The Houston Astros have agreed to buy back the naming rights to its stadium, Enron
Field, for over $2 million. Until a new sponsor can be found, the ballpark will be
called Astros Field.
Enron, the energy company now in bankruptcy, acquired the naming rights in 1999
for $100 million, to be paid over 30 years.
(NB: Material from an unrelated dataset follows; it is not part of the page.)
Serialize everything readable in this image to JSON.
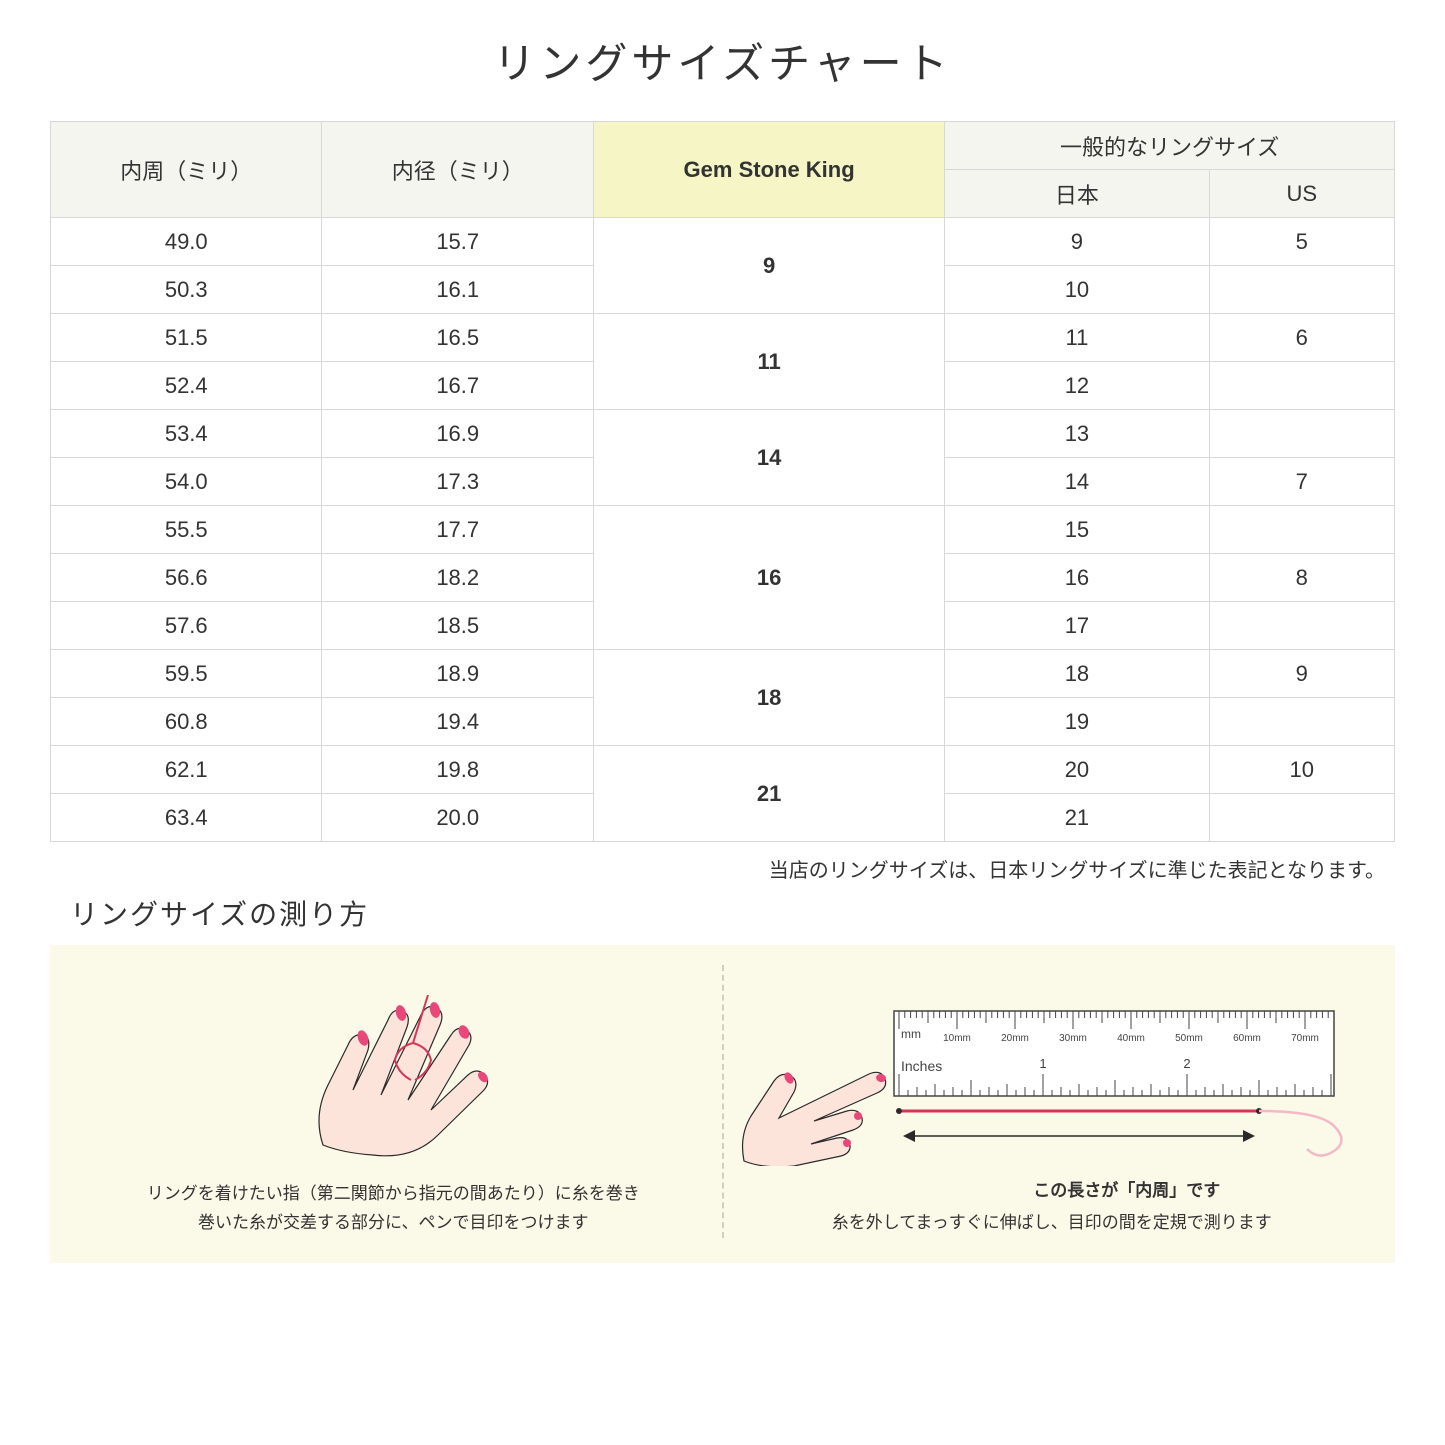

To date, Enron has spent $10.2 million.
Molson Centre To Undergo Name Change
Come September, Montreal's seven-year-old Molson Centre will be renamed the
Bell Centre, as a result of NHL Montreal Canadians owner George Gillett selling
the naming rights to Bell Canada, who will pay $3-million a year for the next 20
According to The Globe and Mail, Molson is maintaining its financial commitment to
the NHL team, and is exchanging naming rights for more visibility within the area;
Molson is increasing its sponsorship to $100 million from $40 million over the next
Orleans Arena Breaks Ground In Vegas
Construction of Las Vegas' newest arena is underway, making it one of four arenas
within a four-mile radius – MGM Grand Garden, Thomas & Mack Center and
Mandalay Bay Events Center, in addition to the 7,000-seat Aladdin Theatre and the
3,000-seat Cox Pavilion.
The Orleans Arena, expected to open next spring, is part of a $140 million
Orleans hotel-casino expansion. It will seat up to 9,000 for concerts and boxing
events and about 7,000-7,500 people for hockey. The facility will also have the
ability to scale down to 3,000- to 4,000-seats.
According to Coast Resorts Chairman Michael Gaughan, owner of the property, the cost of the new facility jumped to nearly $43 million from $20 million due to a series of upgrades. Among its amenities will be granite floors, the country's highest restroom-to-guest ratio of any facility, a private concourse level with 24 suites and 220 club seats and an audio/video system with two
LED video screens and an LED wraparound video system. It will also have the largest upholstered arena seats in the area – 21 inches wide.
Residents Save Stone Pony
ASBURY PARK, NJ (AP) — Thousands of e-mails, petitions and telephone calls apparently have convinced the city and the firm working on its redevelopment plan that the Stone Pony shouldn't be moved as part of the remaking of Asbury Park's beachfront area.
The club made famous by Bruce Springsteen and other New Jersey rockers is a shrine to its devotees, and they mobilized to save it.
The City Council is scheduled to vote in April on an ambitious plan that calls for some 3,000 housing units to be built or refurbished. The new buildings are to be erected around the Pony, instead of in its place.
"I would be very surprised if the (redevelopment) plan was approved without the Pony staying where it's at," city manager Terry Weldon told The New York Times for Monday's editions.
Such salvation seemed unthinkable just two months ago. Even the Pony's owner, Domenic Santana, was resigned to accepting a buyout and a moving down the street to a new site.
But "The Movement," as Santana calls it, became too big.
"It's weird, it's eerie to know how many fans around the world obsess with that facility," he said. "I decided that I couldn't put a dollar amount on something that means so much to so many."